October 11, 2002

Surely, this isn't real.Surely, in

Surely, this isn't real.

Surely, in this day and age, when good teachers seem rarer than hen's teeth, when the rights of special education students are on the forefront of educational reform, a great special education teacher wouldn't be dismissed for wearing the wrong color hat:

He swept into the desert a decade ago like Patch Adams on a renaissance kick. Next thing this Riverside County community knew, Bach and Beethoven were booming from John Maurer's special education classroom. There were Shakespeare performances, even a "Sonnet of the Day" club, and Maurer's disabled students were taking part right along with the rest of the school. To hear their parents tell it, life will never be easy for Maurer's students--but it sure was better. And then, one day last spring, Maurer wore a hat to school, the wrong kind of hat, and the whole thing fell apart...

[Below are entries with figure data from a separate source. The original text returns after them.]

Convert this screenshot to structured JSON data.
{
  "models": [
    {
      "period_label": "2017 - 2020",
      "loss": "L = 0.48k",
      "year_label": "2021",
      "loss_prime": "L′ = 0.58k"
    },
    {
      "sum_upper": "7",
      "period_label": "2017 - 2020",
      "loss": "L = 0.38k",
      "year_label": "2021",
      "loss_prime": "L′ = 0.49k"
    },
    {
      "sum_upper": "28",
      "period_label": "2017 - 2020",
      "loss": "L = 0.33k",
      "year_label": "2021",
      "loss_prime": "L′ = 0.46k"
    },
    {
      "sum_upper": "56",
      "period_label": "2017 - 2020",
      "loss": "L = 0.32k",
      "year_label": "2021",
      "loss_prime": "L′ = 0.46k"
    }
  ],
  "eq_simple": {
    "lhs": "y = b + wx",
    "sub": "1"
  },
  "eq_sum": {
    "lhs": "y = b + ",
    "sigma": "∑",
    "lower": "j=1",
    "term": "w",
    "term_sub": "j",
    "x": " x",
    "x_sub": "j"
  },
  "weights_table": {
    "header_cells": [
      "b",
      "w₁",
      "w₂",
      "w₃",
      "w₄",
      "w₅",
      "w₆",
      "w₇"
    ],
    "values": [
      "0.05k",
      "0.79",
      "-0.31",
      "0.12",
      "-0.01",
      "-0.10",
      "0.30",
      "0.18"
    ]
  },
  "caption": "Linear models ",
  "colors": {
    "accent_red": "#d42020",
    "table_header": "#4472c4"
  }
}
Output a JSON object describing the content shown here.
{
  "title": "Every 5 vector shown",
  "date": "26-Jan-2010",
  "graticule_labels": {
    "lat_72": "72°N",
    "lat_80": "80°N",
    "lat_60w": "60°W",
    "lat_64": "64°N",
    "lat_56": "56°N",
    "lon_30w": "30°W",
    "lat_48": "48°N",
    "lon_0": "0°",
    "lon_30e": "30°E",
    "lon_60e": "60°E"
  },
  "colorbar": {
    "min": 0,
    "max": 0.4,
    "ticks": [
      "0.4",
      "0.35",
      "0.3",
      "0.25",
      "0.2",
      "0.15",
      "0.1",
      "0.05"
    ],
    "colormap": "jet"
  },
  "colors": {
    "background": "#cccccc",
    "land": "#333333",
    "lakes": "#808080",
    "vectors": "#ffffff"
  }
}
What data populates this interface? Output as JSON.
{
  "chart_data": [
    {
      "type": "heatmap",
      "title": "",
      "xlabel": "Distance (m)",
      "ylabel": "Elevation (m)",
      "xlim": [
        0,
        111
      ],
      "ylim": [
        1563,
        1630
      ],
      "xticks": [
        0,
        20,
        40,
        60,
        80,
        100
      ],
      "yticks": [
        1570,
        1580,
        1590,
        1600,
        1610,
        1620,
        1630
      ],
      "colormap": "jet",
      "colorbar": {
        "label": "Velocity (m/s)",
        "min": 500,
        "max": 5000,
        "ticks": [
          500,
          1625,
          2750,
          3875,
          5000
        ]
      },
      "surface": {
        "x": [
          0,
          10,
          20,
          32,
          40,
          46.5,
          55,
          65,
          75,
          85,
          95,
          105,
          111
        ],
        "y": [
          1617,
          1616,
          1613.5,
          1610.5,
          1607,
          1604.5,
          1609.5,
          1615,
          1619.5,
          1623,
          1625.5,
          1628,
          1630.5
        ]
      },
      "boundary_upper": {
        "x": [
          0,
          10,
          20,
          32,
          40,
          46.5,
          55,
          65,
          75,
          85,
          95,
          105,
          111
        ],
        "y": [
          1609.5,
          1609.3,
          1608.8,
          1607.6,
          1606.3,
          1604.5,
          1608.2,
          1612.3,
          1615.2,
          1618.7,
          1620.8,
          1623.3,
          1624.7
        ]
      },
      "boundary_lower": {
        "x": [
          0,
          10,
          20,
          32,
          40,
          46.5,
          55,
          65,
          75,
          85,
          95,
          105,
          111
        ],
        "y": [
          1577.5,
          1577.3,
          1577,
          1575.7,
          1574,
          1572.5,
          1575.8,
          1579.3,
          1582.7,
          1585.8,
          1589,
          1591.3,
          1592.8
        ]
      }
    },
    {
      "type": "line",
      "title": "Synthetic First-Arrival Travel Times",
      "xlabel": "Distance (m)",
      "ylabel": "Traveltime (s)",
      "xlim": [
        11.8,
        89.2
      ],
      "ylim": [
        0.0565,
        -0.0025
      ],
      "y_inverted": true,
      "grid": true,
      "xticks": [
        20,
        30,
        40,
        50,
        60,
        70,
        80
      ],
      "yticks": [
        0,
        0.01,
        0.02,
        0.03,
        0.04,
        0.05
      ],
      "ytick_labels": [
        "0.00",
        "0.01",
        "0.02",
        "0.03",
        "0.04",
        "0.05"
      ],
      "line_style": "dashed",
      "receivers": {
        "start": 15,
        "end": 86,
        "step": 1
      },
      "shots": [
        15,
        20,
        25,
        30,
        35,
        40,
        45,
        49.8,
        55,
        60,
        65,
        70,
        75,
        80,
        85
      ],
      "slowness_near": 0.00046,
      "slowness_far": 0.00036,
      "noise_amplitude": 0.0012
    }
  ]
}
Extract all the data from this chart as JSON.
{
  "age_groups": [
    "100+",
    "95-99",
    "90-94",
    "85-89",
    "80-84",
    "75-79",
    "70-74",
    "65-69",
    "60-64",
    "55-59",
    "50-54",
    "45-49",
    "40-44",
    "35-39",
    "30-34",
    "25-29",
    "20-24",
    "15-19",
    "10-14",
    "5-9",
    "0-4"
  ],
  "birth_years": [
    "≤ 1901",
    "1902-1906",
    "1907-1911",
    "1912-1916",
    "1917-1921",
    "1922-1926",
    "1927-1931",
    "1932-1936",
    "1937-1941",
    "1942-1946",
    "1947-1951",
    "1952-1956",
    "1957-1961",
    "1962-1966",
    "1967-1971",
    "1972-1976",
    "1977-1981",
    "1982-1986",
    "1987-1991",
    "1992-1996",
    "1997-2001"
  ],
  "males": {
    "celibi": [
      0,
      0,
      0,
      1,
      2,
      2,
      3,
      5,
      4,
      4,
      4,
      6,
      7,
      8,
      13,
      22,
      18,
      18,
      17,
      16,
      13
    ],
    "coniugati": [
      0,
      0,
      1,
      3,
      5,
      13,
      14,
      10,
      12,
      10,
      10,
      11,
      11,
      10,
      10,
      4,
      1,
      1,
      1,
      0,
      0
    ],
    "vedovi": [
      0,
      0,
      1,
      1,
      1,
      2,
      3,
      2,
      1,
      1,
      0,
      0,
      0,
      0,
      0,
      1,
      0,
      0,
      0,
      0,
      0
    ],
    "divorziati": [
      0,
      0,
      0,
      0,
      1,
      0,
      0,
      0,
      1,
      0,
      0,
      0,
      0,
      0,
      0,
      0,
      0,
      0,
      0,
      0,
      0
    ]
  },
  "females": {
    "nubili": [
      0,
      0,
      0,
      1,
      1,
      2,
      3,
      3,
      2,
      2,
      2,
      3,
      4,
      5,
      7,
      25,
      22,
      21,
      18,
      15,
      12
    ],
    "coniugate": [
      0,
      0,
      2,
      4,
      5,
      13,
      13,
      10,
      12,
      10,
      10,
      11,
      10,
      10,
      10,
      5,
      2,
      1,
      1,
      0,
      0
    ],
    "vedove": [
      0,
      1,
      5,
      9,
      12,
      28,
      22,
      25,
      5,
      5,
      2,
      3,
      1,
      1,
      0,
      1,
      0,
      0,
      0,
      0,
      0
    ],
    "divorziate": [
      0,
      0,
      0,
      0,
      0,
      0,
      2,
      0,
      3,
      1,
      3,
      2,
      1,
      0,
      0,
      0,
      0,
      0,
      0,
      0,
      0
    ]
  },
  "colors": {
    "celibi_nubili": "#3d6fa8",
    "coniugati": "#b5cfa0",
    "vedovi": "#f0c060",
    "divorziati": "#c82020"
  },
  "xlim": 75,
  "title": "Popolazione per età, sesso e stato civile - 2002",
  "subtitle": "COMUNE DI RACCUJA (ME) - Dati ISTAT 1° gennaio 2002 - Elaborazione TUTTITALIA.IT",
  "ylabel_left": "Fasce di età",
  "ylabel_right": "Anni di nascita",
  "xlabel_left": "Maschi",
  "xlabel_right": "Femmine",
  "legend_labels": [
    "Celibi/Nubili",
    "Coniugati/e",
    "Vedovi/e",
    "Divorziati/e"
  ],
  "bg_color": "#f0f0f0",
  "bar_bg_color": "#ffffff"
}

Maurer's relationship with school administrators has dissolved into a bitter dispute that seems to have begun with his choice of head wear and continues to separate him from his special education class. The children, meanwhile, may be affected more than anyone. Not only have they been separated from their teacher, but they've been forced to change schools at least three times.

Read the whole story. It's outrageous. You know, I get letters from teachers who don't like standardized tests because they see the tests misapplied by rigid and narrowminded administrators who focus only on the test scores and not on the educational reforms themselves. Seems to me a principal who forbids his star teachers to wear beige hats falls into that category.

Joanne Jacobs discovered this story before I did.